Saturday, January 7, 2017
Autonomous bike path snowplows
Attention Mayor Peduto, PennDOT, Uber, Google Robotics, Bike-Pgh, and others with a stake in winter cycling in the city:
All this talk about autonomous cars and taxis and so forth is missing an important boat. Cycling after a snowfall in Pittsburgh is darn near impossible because the city, or PennDOT, or whomever, does not ever, it seems, clear the bike paths. This needs to happen hours after a snow, not days or weeks or not at all. I myself am the proud owner of a busted shovel, accomplished by chopping ice off of the ramp from Second Avenue to the Hot Metal Bridge in February 2010. Nobody even tried to clear that ramp between the Feb 6 storm and the Feb 20 shovel brigade. To this day, if it gets done at all, it is long after a snowfall.
The solution is to have a set of brush trucks traverse the bike paths, in the middle of the night if necessary, anytime it snows. If humans are not available to make this happen, it should be done by automated driving, like the Uber cars. Imagine, snow starts to fall at midnight, but at 3 a.m., the automated plows come to life, and begin their routes. By daybreak, the paths have had at least one good pass. If it's stopped snowing, they return to their sheds (or a fueling station), but if not, they repeat their routes.
This will require some figuring out. Unlike streets, bike paths do not follow the same rules of pavement markings or lane widths. Still, it's a solvable problem. For example, if cutting through deeper snow, it may not be possible to discern where the path is at all, relying exclusively on GPS coordinates.

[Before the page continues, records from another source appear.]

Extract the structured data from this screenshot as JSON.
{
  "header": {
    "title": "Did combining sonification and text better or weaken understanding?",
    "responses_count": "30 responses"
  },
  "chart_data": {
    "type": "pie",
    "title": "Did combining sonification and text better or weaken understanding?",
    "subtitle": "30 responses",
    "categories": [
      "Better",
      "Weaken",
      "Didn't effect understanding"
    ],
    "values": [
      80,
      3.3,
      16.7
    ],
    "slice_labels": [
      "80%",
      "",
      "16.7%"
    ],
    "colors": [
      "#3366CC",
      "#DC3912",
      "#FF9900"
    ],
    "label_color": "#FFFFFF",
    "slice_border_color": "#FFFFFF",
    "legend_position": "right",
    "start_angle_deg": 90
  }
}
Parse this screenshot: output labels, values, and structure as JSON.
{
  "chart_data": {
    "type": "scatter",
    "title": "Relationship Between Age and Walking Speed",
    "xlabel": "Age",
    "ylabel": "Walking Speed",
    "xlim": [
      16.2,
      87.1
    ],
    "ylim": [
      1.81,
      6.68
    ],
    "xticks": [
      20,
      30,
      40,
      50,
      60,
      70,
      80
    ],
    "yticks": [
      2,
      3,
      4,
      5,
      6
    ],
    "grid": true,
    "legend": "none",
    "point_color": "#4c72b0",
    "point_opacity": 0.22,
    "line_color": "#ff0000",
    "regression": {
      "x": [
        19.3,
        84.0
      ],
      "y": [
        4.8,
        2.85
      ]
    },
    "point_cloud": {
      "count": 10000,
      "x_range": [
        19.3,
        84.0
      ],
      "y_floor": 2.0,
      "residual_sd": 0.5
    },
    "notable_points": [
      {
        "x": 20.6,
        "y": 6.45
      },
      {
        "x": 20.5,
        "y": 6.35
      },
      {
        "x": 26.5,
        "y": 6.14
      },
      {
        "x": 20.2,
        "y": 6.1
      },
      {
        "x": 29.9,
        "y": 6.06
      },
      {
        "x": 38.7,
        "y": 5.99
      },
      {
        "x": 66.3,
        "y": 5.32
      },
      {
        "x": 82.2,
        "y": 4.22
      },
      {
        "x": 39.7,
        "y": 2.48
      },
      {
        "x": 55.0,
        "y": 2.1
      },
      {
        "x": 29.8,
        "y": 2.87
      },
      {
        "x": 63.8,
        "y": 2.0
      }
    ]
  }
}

But high-tech aside, even if a human was available to do the driving, it's still going to take a fleet of these to handle clearing our many miles of bike paths, bridges, ramps, and other infrastructure. Fuel, routine service, and longer-term repairs, all seem like the sort of thing that has already been figured out for other applications, say PennDOT keeping the grass trimmed along highways, or street sweeping equipment owned or contracted by any of the above. This shouldn't be that difficult to plan and execute, provided the money is available. (Separate discussion.)

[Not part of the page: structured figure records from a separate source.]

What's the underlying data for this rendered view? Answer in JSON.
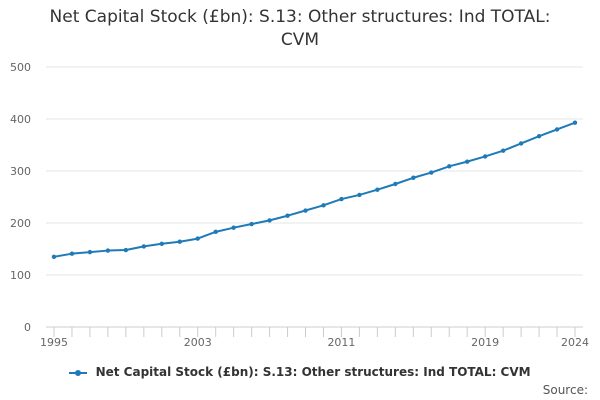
{
  "chart_data": {
    "type": "line",
    "title": "Net Capital Stock (£bn): S.13: Other structures: Ind TOTAL: CVM",
    "xlabel": "",
    "ylabel": "",
    "xlim": [
      1995,
      2024
    ],
    "ylim": [
      0,
      500
    ],
    "x_ticks": [
      "1995",
      "2003",
      "2011",
      "2019",
      "2024"
    ],
    "y_ticks": [
      "0",
      "100",
      "200",
      "300",
      "400",
      "500"
    ],
    "grid": true,
    "legend_position": "bottom",
    "series": [
      {
        "name": "Net Capital Stock (£bn): S.13: Other structures: Ind TOTAL: CVM",
        "color": "#1f7ab8",
        "x": [
          1995,
          1996,
          1997,
          1998,
          1999,
          2000,
          2001,
          2002,
          2003,
          2004,
          2005,
          2006,
          2007,
          2008,
          2009,
          2010,
          2011,
          2012,
          2013,
          2014,
          2015,
          2016,
          2017,
          2018,
          2019,
          2020,
          2021,
          2022,
          2023,
          2024
        ],
        "values": [
          135,
          141,
          144,
          147,
          148,
          155,
          160,
          164,
          170,
          183,
          191,
          198,
          205,
          214,
          224,
          234,
          246,
          254,
          264,
          275,
          287,
          297,
          309,
          318,
          328,
          339,
          353,
          367,
          380,
          393
        ]
      }
    ]
  },
  "source_label": "Source:"
}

Can we, sometime this winter, develop a plan for getting this done? Give each machine a range of, say, eight miles to clear, so four miles out and back. Some that come to mind:
* Eliza Furnace Trail and Smithfield Street Bridge. (route)
* Bottom of Boundary Street to Hot Metal and its ramps to the end of South 18th. (route)
* 6th, 7th, 9th Street sidewalks and bike lane, if present, plus ramps to river level (route)(only about 4 miles, but many street crossings, plus heavy usage)
* Fort Pitt and Fort Duquesne Bridges (incomplete route)
* Penn Ave bike lane, starting at Point State Park, looping at north end of 16th St Bridge, and Spring Way out to 31st Street (route)
* North Shore Trail, from Alcosan to Millvale (route)
* South Side Trail, from Duquesne Incline to South Side Works (route)(SSide works is about 4 miles of the 9 shown)
* Strip District Trail, and along the city side of the river from Convention Center to Point State Park (route)
That's eight paths, just off the top of my head, and I'm sure there are plenty of others. I didn't try to optimize this, just sketched a few ideas. We should come up with a more scientific approach to this, complete with actual humans with appropriate equipment, to perform a full sweep after a couple inch snowfall. Get some data, figure out what it's really going to cost to acquire and run this service. Put it out there when we get a stronger storm, say 6" or more, see whether or where it gets bolluxed up.
If we care enough to mow the grass in our parks in the summertime, we should care enough to sweep the bike paths in the wintertime.
This idea gets bandied about every winter, yet nothing happens. How about this winter, we finally do something about it?